Thread: Is it prime number or not

Prompt user for an integer
Read the integer into n

IF n is less than 2
Set prime to 0 ( 0 means false, i.e. n is not prime )
ELSE
Set prime to 1 ( 1 means true, i.e. assume n is prime )
FOR values of i from 2 to n - 1 ( i represents all numbers smaller than n )
IF n divided by i gives no remainder
Set prime to 0 ( 0 means false, i.e. n is not prime )
BREAK ( jump out from the loop )
END IF
END FOR
END IF

IF prime = 1
Print message for prime number
ELSE
Print message for not prime number
END IF

I follow this algorithm but it's not working ...

Code:

#include <stdio.h>


int main ()


{


    int n, i, prime;




    printf("Enter a number : ");
    scanf("%d", &n);


    if (n<2)
    {
        prime = 0;
    }
    else
    {
        prime = 1;
        for (i=2;i<n;n--)
        {
            if (n%i==0)
            {
                prime = 0;
                break;
            }
        }
    }


    if (prime==1)
    {
        printf("Prime number\n", n);
    }
    else
    {
        printf("Not a prime number\n", n);
    }


    return 0;


}

Anyone help please?

I see ... i changed it to i++; and it's working now
but what is the meaning of FOR values of i from 2 to n - 1 ( i represents all numbers smaller than n ), i though that n-1 = n--?
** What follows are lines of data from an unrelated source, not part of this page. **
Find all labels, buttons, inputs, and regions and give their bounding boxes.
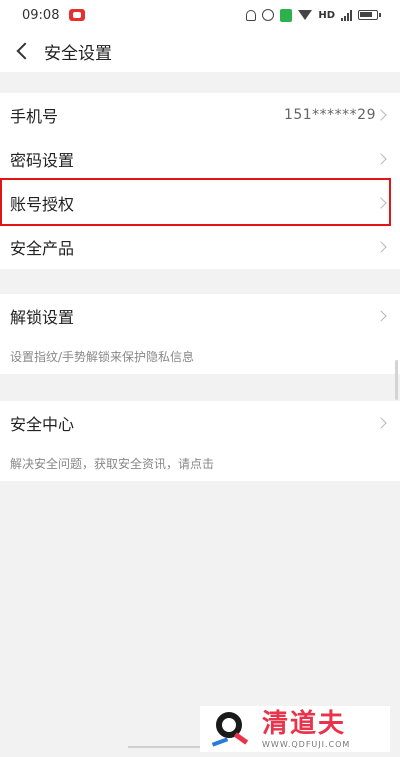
app-header: 安全设置 (0, 30, 400, 72)
page-title: 安全设置 (44, 43, 112, 64)
row-security-center-label: 安全中心 (10, 415, 75, 434)
row-password[interactable]: 密码设置 (0, 137, 400, 181)
unlock-settings-group: 解锁设置 设置指纹/手势解锁来保护隐私信息 (0, 294, 400, 374)
row-phone[interactable]: 手机号 151******29 (0, 93, 400, 137)
row-unlock-settings[interactable]: 解锁设置 (0, 294, 400, 338)
chevron-right-icon (375, 417, 387, 429)
network-type: HD (318, 9, 335, 21)
status-icons: HD (246, 8, 381, 22)
unlock-settings-hint: 设置指纹/手势解锁来保护隐私信息 (10, 349, 195, 364)
chevron-right-icon (375, 109, 387, 121)
phone-number-value: 151******29 (283, 107, 376, 123)
row-phone-label: 手机号 (10, 107, 59, 126)
watermark-brand: 清道夫 (262, 708, 347, 739)
account-settings-group: 手机号 151******29 密码设置 账号授权 安全产品 (0, 93, 400, 269)
row-unlock-settings-label: 解锁设置 (10, 308, 75, 327)
row-security-products-label: 安全产品 (10, 239, 75, 258)
chevron-right-icon (375, 241, 387, 253)
row-password-label: 密码设置 (10, 151, 75, 170)
row-account-authorization[interactable]: 账号授权 (0, 181, 400, 225)
security-center-hint: 解决安全问题，获取安全资讯，请点击 (10, 456, 215, 471)
notification-icon (69, 9, 86, 21)
chevron-right-icon (375, 310, 387, 322)
status-bar: 09:08 HD (0, 0, 400, 30)
watermark-logo-icon (211, 710, 250, 748)
bell-icon (246, 9, 257, 21)
app-status-icon (280, 8, 293, 22)
watermark: 清道夫 WWW.QDFUJI.COM (200, 706, 390, 752)
scrollbar (395, 360, 398, 400)
row-account-authorization-label: 账号授权 (10, 195, 75, 214)
chevron-right-icon (375, 153, 387, 165)
watermark-url: WWW.QDFUJI.COM (262, 739, 351, 749)
back-button[interactable] (2, 30, 42, 72)
battery-icon (358, 10, 381, 20)
row-security-products[interactable]: 安全产品 (0, 225, 400, 269)
chevron-right-icon (375, 197, 387, 209)
chevron-left-icon (16, 42, 34, 60)
security-center-group: 安全中心 解决安全问题，获取安全资讯，请点击 (0, 401, 400, 481)
watermark-text: 清道夫 WWW.QDFUJI.COM (262, 710, 350, 749)
signal-icon (341, 9, 352, 21)
row-security-center[interactable]: 安全中心 (0, 401, 400, 445)
status-time: 09:08 (22, 7, 60, 23)
wifi-icon (298, 10, 313, 20)
alarm-icon (262, 9, 275, 21)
You are modifying n, the number being checked for primeness, instead of incremening your counter ie "i".

Code:

for( i = 2; i < n; ++i){
        if( !( n % i ) ){
                prime = 0;
                break;
        {
}

Originally Posted by CruelSoulz

I see ... i changed it to i++; and it's working now
but what is the meaning of FOR values of i from 2 to n - 1 ( i represents all numbers smaller than n ), i though that n-1 = n--?

i is your loop variable, it is what changes each time through the loop (you can think of it as i goes from 2 to n-1, from being a keyword from the pseudo code)
2 is the starting value for i
n is the number you wish to check if it is prime
n - 1 is one less than that number, i.e. if you wish to check whether 13 is prime, n is 13 and n - 1 is 12

n-- on the other hand mean "use the current value of n, then decrement it". For example, if n was 13, and you did x = n--; you would set x to the value of n (i.e. x = 13), then subtract one from n (i.e. n = n - 1)

Hope that's clear.

Originally Posted by CruelSoulz

I see ... i changed it to i++; and it's working now
but what is the meaning of FOR values of i from 2 to n - 1 ( i represents all numbers smaller than n ), i though that n-1 = n--?

n is the number you are checking to see if it's prime. Throughout the test of lesser numbers, you want to change the current number being tested as a factor of n, but you do NOT want to change n, ever.

BTW, you can stop testing numbers as a factor, when i > square root of n. Little math speed up for you.

Oh ... i get it , thanks